In the absence of spare cash to buy papers, the shoddy state of local newspapers, and the restrictions imposed on media operations, people get inventive. Kubutana stays afloat using a variety of techniques which employ both technology and people’s ability to talk to each other face to face.  They’ve changed the way milions of people vote in Zimbabwe. They provide a symbolic and actual hub for information.  Still it’s the life on the  street that is important, the constant mingling, chatting and gossiping that keeps the public sphere alive, with a few exceptions.

In this context, the Zimbabwean market traders and street vendors are essential. They know stuff. They see it with their own eyes and they constantly have a stream of people to interact with: at a micro level they are intellectual hubs. When the licencing system of street fruit vendors forced Tunisian Mohammed Bouazizi to burn himself to death, Zimbabwe’s street traders clocked it.

In January 2012 in Harare, several police officers were left injured during clashes involving removing street vendors from central areas. The Zimbabwean reported that two vendors had to be hospitalised after being tortured by police, and two reporters from the local newspaper the Daily News were detained by police.  But they didn’t give reasons, context or views of those involved. Although the protests are a long way from sparking a revolution in Zimbabwe, the determination of vendors to fight for their livelihoods is a sign that people will speak out.

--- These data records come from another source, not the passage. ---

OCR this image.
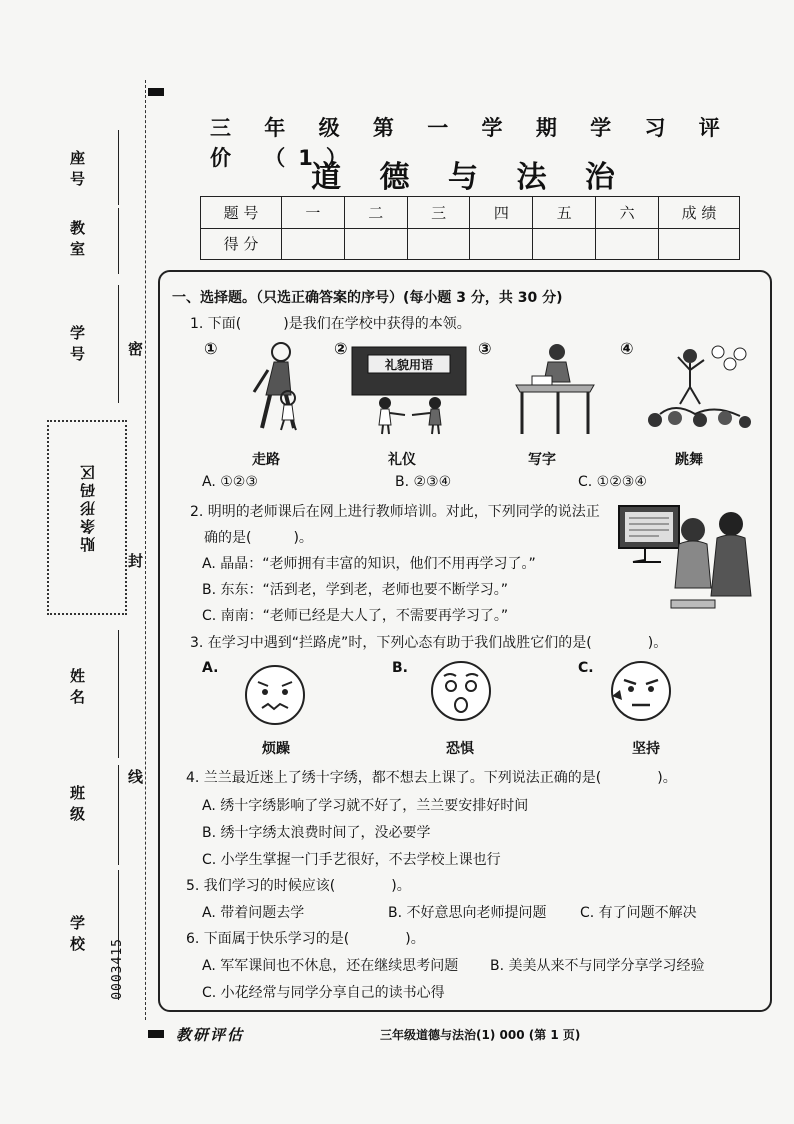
座号
教室
学号
贴条形码区
姓名
班级
学校
密
封
线
0003415
三 年 级 第 一 学 期 学 习 评 价 （1）
道 德 与 法 治
题 号	一	二	三	四	五	六	成 绩
得 分							
一、选择题。（只选正确答案的序号）(每小题 3 分，共 30 分)
1. 下面(　　　)是我们在学校中获得的本领。
①	②	③	④
礼貌用语
走路	礼仪	写字	跳舞
A. ①②③	B. ②③④	C. ①②③④
2. 明明的老师课后在网上进行教师培训。对此，下列同学的说法正
确的是(　　　)。
A. 晶晶：“老师拥有丰富的知识，他们不用再学习了。”
B. 东东：“活到老，学到老，老师也要不断学习。”
C. 南南：“老师已经是大人了，不需要再学习了。”
3. 在学习中遇到“拦路虎”时，下列心态有助于我们战胜它们的是(　　　　)。
A.	B.	C.
烦躁	恐惧	坚持
4. 兰兰最近迷上了绣十字绣，都不想去上课了。下列说法正确的是(　　　　)。
A. 绣十字绣影响了学习就不好了，兰兰要安排好时间
B. 绣十字绣太浪费时间了，没必要学
C. 小学生掌握一门手艺很好，不去学校上课也行
5. 我们学习的时候应该(　　　　)。
A. 带着问题去学	B. 不好意思向老师提问题 C. 有了问题不解决
6. 下面属于快乐学习的是(　　　　)。
A. 军军课间也不休息，还在继续思考问题 B. 美美从来不与同学分享学习经验
C. 小花经常与同学分享自己的读书心得
教研评估	三年级道德与法治(1) 000 (第 1 页)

Street vendors, like many in Africa, are living a hand to mouth existence, often moonlighting several jobs, and the licencing system is a well-known ploy of governments here in the region to “clean up” their unsightly presence- particularly when there’s foreign dignitaries visiting, or an African Union delegation. Even streets get renamed.  It’s all about looking good, yet paradoxically street vendors are essential for the large majority’s needs. They only exist because of the numerous trade agreements the Zimbabwean government has signed with the Chinese to ensure there’s a steady flow of buckets, washing up bowls, plates and radios, which of course local people need, want, and it’s all they can afford. But still Zimbabweans are ambivalent and disparaging “We want real money, not zhing-zhong,” taxi driver Jourbet Buthelezi, referring to the pejorative term Zimbabweans use for sub-standard Chinese goods.